Reddit registration doesn’t work in Pale Moon browser. This will be because the site doens’t target HTML, but instead targets browsers, which means Chrome.

Discord is the worst of them all. Part of what it is is IRC. You can log in with just a username, you’re presented with the most complex graphical UI I’ve ever seen. It’s like 1980 has returned.

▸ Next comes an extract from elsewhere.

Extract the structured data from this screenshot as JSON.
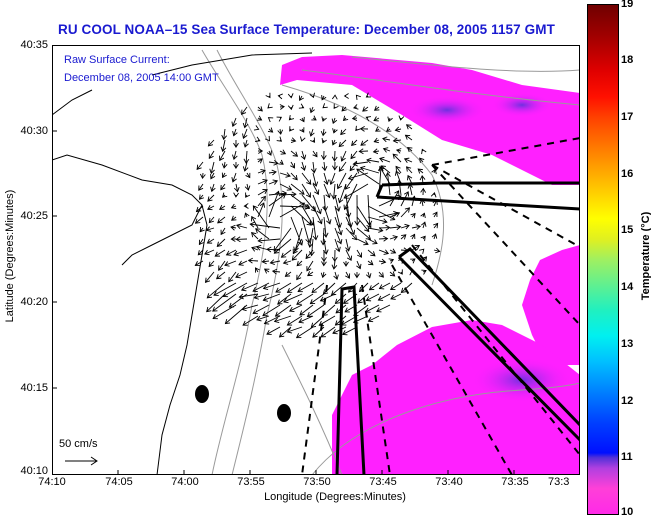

Now that’s one problem but here’s the real problem – without an account, you can’t write anything BUT IT DOESN’T TELL YOU THIS. You just sit there, looking at this bizzarely complex UI, trying to figure out which part of it is for typing, until eventually you realise *IT’S NOT THERE*.

I then tried to direct message a mod, to be told the message was blocked because of one of a list of possible reasons.

So…

No go.

LH, you’re idiots.

Try using your own systems.

Amazon suck too

Amazon normally are okay, but occasionally they fuck it up.

I added a new address.

I entered the name, and phone number – they come first – then changed the country to Spain.

This wipes and reloads the form.

Fucking BRAIN SURGEONS.

So I do it again, I hit submit, was asked to enter my password.

I did, which took me back to a now empty new address form.

Checked, and indeed, the address has not been added.

Then spent 10 minutes trying to find a way – ANY FUCKING WAY – to let Amazon know.

Eventually gave up and used the “suspicious email” option to email them.

Srsly, Amazon.

Web-site bugs fine, they happen.

Making it fucking impossible for people to contact you?

All large corporations do whatever they can to keep end-users as far away as possible.

Finally sorted out all this shit – why does every fucking order online take at least 30 minutes of frustration – and lo and behold, half the order can’t be sent to Spain.